The mission of Philadelphia READS is to “raise a city of readers” through quality out of school time programs focused to get children and youth to read on or above grade level by grade 4. We are a proud partner with the “READ! By 4th” Campaign.
1997 – Presidential Summit held in Philadelphia. President Clinton holds a “Call to Action” to Americans to get involved with tutoring our children and youth, particularly in literacy development. Mayor Rendell and nonprofit guru Marcienne Mattleman collaborate to create Philadelphia READS as an independent initiative of the mayor’s office. It was funded solely by private donations, including a 10-year contract of $200,000 from the Annenberg Foundation.
1998 – The first program, Power Partners, is launched, with 3 law firms in the city, including the mayor’s firm, Ballard Spahr, as the first participants. Today, there are 20+ Power Partners across the city and surrounding area.
2000 – Mayor Street continues support of Philadelphia READS as an initiative of the mayor’s office and Tom Jacoby carries on the work of the founding Executive Director, Marcienne Mattleman.
2002 – Philadelphia READS receives the “President’s Award” from the Schoolmen’s Club of Philadelphia.
2003 – Philadelphia READS grows and adds a new program, Summer READS, and The Philadelphia READS Reading Olympics is piloted with 6 schools in West Philadelphia. Today, there are nearly 150 teams, competing annually in the Reading Olympics.
2004 – Philadelphia READS receives the “Friend Award” from First Philadelphia Charter School.
2005 – Philadelphia READS creates and launches the Book Bank to serve local teachers with the provision of classroom library books and supplies. The Book Bank fills a gap that educators face as they are required to have a classroom library, but are not provided a budget to secure one, which means they fund their classroom materials themselves. As a retired School District educator, Tom Jacoby understood this and started the Book Bank. Dr. Adrienne Jacoby, a retired school principal, takes over the organization for her late husband, Tom Jacoby.
2006 – Philadelphia READS receives the “Great Friend to Kids and Education in Philadelphia Award” from the Please Touch Museum for the Summer READS program.
2007 – Philadelphia READS receives the “Coming Up Taller Award for Youth, Arts, and The Humanities” from the President’s Committee on the Arts and Humanities at the White House for Summer READS.
2010 – Philadelphia READS becomes and independent nonprofit, with 501 c(3) status, as it had previously been governed by the Urban Affairs Coalition.
2014 – Philadelphia READS receives the “Community Partnership Award” from Mutual of America.
2015 – Philadelphia READS changes leadership as Dr. Adrienne Jacoby retires (for the second time) and joins the Board of Directors as an Emeritus Member.

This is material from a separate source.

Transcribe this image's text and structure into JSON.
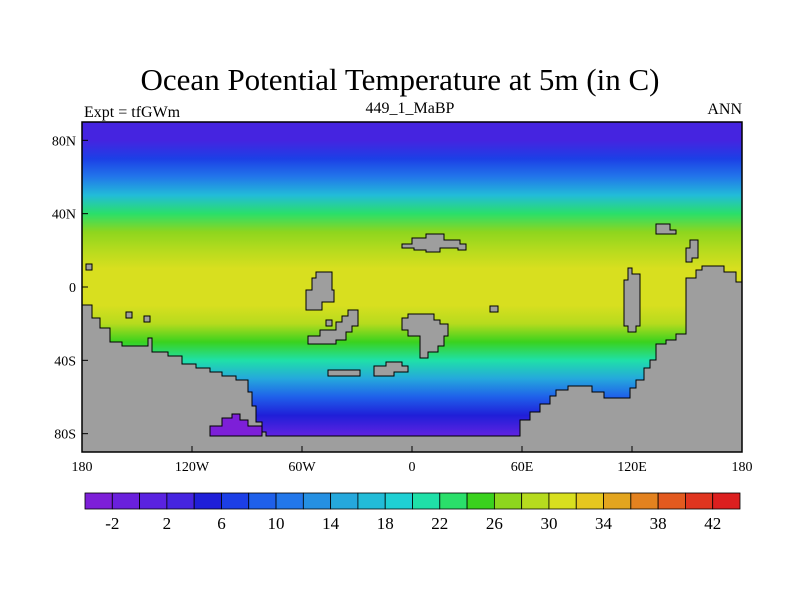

In 1997, Philadelphia hosted the Presidents’ Summit for America’s Future. The summit aimed to “turn the tide for America’s youth,” with a particular focus on those who were not provided a fair start due to the ills associated with poverty and struggling school districts. This was the catalyst for the expansion of the “America Reads Challenge” to spread across our nation with states as far as California to Massachusetts in participation. The goal of the America Reads Challenge was to enlist an army of reading tutors to provide the one-on-one attention necessary for children to “catch up and get ahead,” with an objective of reading on grade-level by the end of third grade.
At the conclusion of his speech, former President Clinton asked those in attendance, “After today is over, do you promise to keep working tomorrow?” PHILADELPHIA READS answered with an affirmative yes, recruiting and training volunteers to work independently with children as reading tutors in the “Power Partners” program. As time progressed, PHILADELPHIA READS grew and developed additional ways to provide quality OST programming to children and youth, which included the establishment of the Summer READS program in 2004 with the help of generous funding from the Annenberg Foundation. Today, PHILADELPHIA READS is still saying yes! Yes, we have kept our promise to keep working and we will continue to do so until the tide has completely turned!